Figure 2: cRel repression is required for ASC differentiation.

A) Immunoblots of Blimp1, IRF4, Bach2, cRel (product of Rel gene), RelA and actin in naïve B cells, ABCs and LPS-PBs. ABCs and LPS-PBs were generated by stimulating naïve B cells with LPS for 72 h and then isolated by flow cytometry (described in Figure S2A). Data shown is representative of three biological replicates. B) Quantitative measurements of cRel and Rela immunoblots with actin as loading control. C) Quantitative measurements of mRNA expression by qPCR of Rel (encodes cRel protein) and Rela in naïve B cells, ABCs and LPS-PBs. D) Quantitative measurements of mRNA expression of Rel and Rela in naïve B cells, GC B cells and LN-ASC (Lymph node ASCs). Ubiquitin C was used as housekeeping gene to quantitate mRNA expression. E) and F) Quantitative measurements of mRNA expression of Bach2 and Blimp1 in unstimulated (Control, blank) and stimulated (IL-2+5 24 h, shaded) BCL1 (gray) and cRel-overexpressing BCL1 cells (blue, BCL1-cRel).
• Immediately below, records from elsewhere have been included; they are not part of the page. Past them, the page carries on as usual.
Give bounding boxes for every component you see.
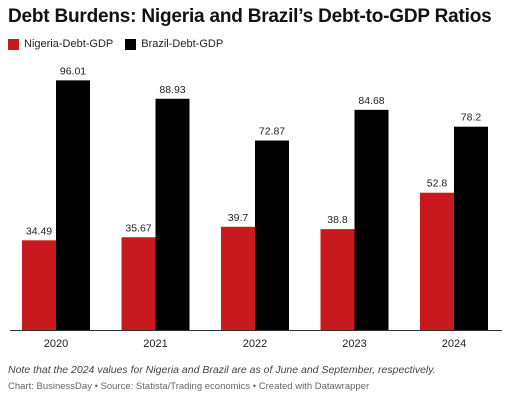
x-tick-label-2022: 2022 bbox=[243, 338, 267, 350]
bar-brazil-2021 bbox=[155, 98, 190, 330]
chart-credit: Chart: BusinessDay • Source: Statista/Tr… bbox=[8, 381, 370, 392]
data-label-brazil-2020: 96.01 bbox=[60, 65, 86, 77]
data-label-brazil-2022: 72.87 bbox=[259, 126, 285, 138]
bar-chart: 34.49 96.01 2020 35.67 88.93 2021 39.7 72.87 202… bbox=[10, 65, 502, 350]
data-label-nigeria-2021: 35.67 bbox=[125, 222, 151, 234]
legend-swatch-brazil bbox=[125, 38, 137, 50]
bar-brazil-2024 bbox=[454, 126, 488, 331]
data-label-nigeria-2023: 38.8 bbox=[327, 214, 348, 226]
x-tick-label-2023: 2023 bbox=[342, 338, 366, 350]
chart-title: Debt Burdens: Nigeria and Brazil’s Debt-… bbox=[8, 6, 492, 27]
bar-brazil-2023 bbox=[354, 109, 389, 330]
data-label-brazil-2021: 88.93 bbox=[159, 84, 185, 96]
bar-nigeria-2020 bbox=[22, 240, 56, 330]
x-tick-label-2020: 2020 bbox=[44, 338, 68, 350]
x-tick-label-2024: 2024 bbox=[442, 338, 466, 350]
chart-note: Note that the 2024 values for Nigeria an… bbox=[8, 364, 436, 376]
legend-label-nigeria: Nigeria-Debt-GDP bbox=[24, 38, 114, 50]
data-label-nigeria-2024: 52.8 bbox=[427, 178, 448, 190]
bar-nigeria-2022 bbox=[221, 226, 255, 330]
bar-brazil-2022 bbox=[255, 140, 289, 330]
legend-label-brazil: Brazil-Debt-GDP bbox=[141, 38, 224, 50]
bar-brazil-2020 bbox=[56, 80, 90, 331]
bar-nigeria-2021 bbox=[121, 237, 156, 330]
x-tick-label-2021: 2021 bbox=[143, 338, 167, 350]
bar-nigeria-2024 bbox=[420, 192, 454, 330]
legend-item-brazil: Brazil-Debt-GDP bbox=[125, 38, 223, 50]
data-label-brazil-2023: 84.68 bbox=[358, 95, 384, 107]
bar-nigeria-2023 bbox=[320, 229, 355, 330]
data-label-nigeria-2022: 39.7 bbox=[228, 212, 249, 224]
legend-item-nigeria: Nigeria-Debt-GDP bbox=[8, 38, 113, 50]
data-label-brazil-2024: 78.2 bbox=[461, 112, 482, 124]
data-label-nigeria-2020: 34.49 bbox=[26, 225, 52, 237]
legend-swatch-nigeria bbox=[8, 38, 19, 50]
legend: Nigeria-Debt-GDP Brazil-Debt-GDP bbox=[8, 38, 235, 50]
IL-2 and IL-5 (shaded) stimulation is used throughout to differentiate BCL1 cells to ASC-like states. G) IgM production measured at 96 h by ELISA and expressed in optical density (O.D.) units. H) Quantitative measurement of mRNA expression of Blimp1 in unstimulated (control, blank) and stimulated (IL-2+5 24 h, shaded) BCL1 (gray), BCL1-cRel (blue), and Bach2-KO BCL1-cRel (red) cells. I) IgM production measured at 96 h by ELISA and expressed in optical density (O.D.) units. In all plots the mean and standard deviation of three replicates is indicated. *p < 0.05, **p< 0.01, ***p < 0.001 and not significant (ns) (Unpaired Students t-test).